Seremos heróis respeitados, como os portugueses degredados para o Brasil nos primeiros anos após o Descobrimento e que hoje poderiam ser nomes de rua porque sobreviveram entre canibais, descobriram a foz de um rio qualquer e aumentaram as fronteiras do país.
Também escravizaram índios, mataram espanhóis e franceses, roubaram e foram cruéis. Fizeram tudo isso para salvar a si mesmos. São corruptos ou, do ponto de vista histórico, corrupção não tem importância?
Os corruptos brasileiros são corruptos porque, mesmo não sendo cientistas sociais, economistas, filósofos ou profetas, não acreditam que o país vai bem. Fazem discurso, definem a nova agenda do Brasil moderno -abertura com exclusão- e tratam de salvar a própria pele, pegam o dinheiro e fogem para algum lugar.
A corrupção pode estar aumentando. Não pode ser pela impunidade. Poderia ser a falta de esperança, fé, projeto ou idéia que nos empolgue.

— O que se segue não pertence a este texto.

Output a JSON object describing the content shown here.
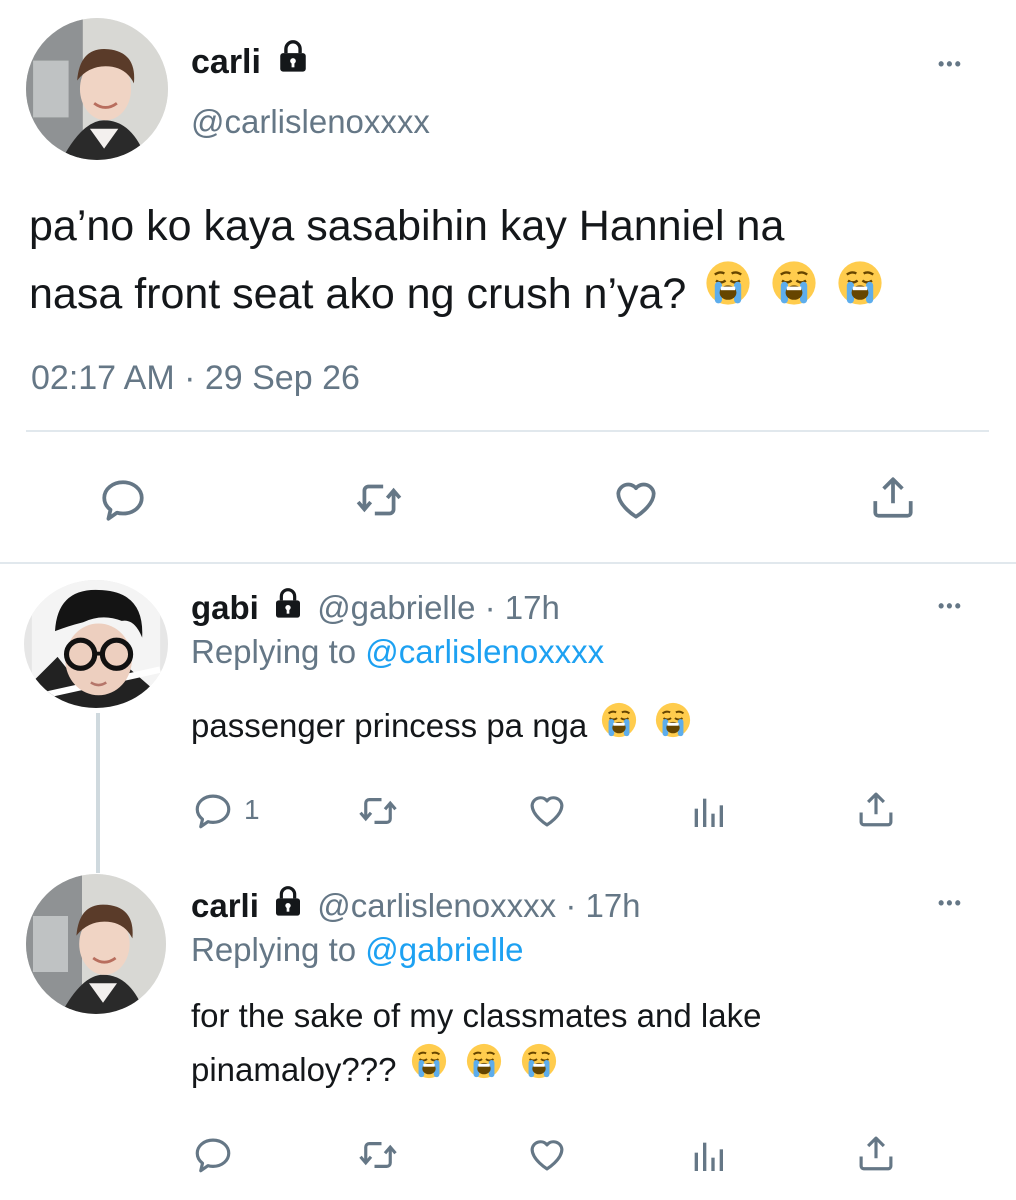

A corrupção é maior à direita. No fundo, o corrupto de direita concorda com a crítica da esquerda sobre o Brasil contemporâneo. Apenas não tem ânimo para propor mudança, é hipócrita para revelar a própria desesperança. Prefere se safar sozinho.
O avião começa a sacudir, a janela brilha em vermelho com a turbina pegando fogo. A aeromoça anuncia pelo rádio: "Estamos enfrentando pequena turbulência, por favor apertem os cintos". Estapeia com energia a passageira da primeira fila que grita, histérica. A ordem tem de ser mantida.

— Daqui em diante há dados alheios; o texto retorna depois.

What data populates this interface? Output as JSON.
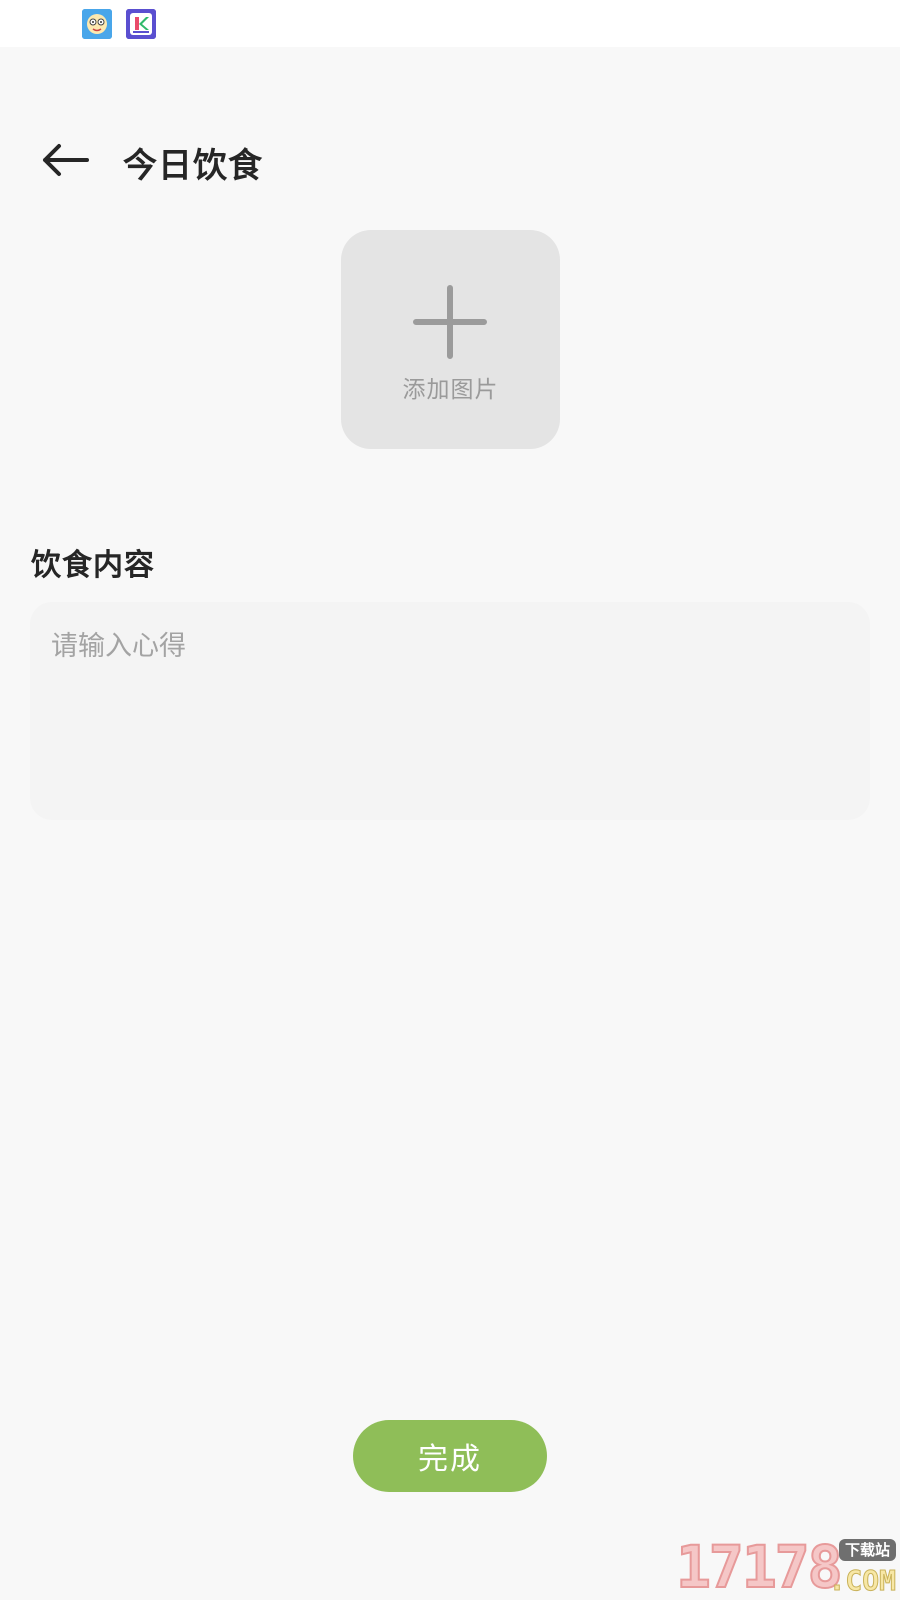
{
  "status_bar": {
    "app_icons": [
      "cartoon-face-icon",
      "k-app-icon"
    ]
  },
  "header": {
    "back_icon": "arrow-left-icon",
    "title": "今日饮食"
  },
  "image_picker": {
    "icon": "plus-icon",
    "label": "添加图片"
  },
  "content_section": {
    "label": "饮食内容",
    "input_value": "",
    "input_placeholder": "请输入心得"
  },
  "footer": {
    "done_label": "完成"
  },
  "watermark": {
    "digits": "17178",
    "badge": "下载站",
    "suffix": ".COM"
  },
  "colors": {
    "background": "#f8f8f8",
    "accent_green": "#8fbe58",
    "title_text": "#262626",
    "placeholder_gray": "#a3a3a3",
    "tile_gray": "#e4e4e4"
  }
}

Beija apaixonadamente o piloto, coloca o pára-quedas e salta, com lágrimas nos olhos, cheia de compaixão pelos passageiros que vão se estatelar lá embaixo nas copas das árvores queimadas da floresta atlântica.


João Sayad, 53, economista, professor da Faculdade de Economia e Administração da USP e ex-ministro do Planejamento (governo José Sarney); é autor de "Que País é Este?" (editora Revan); escreve às segundas-feiras nesta coluna.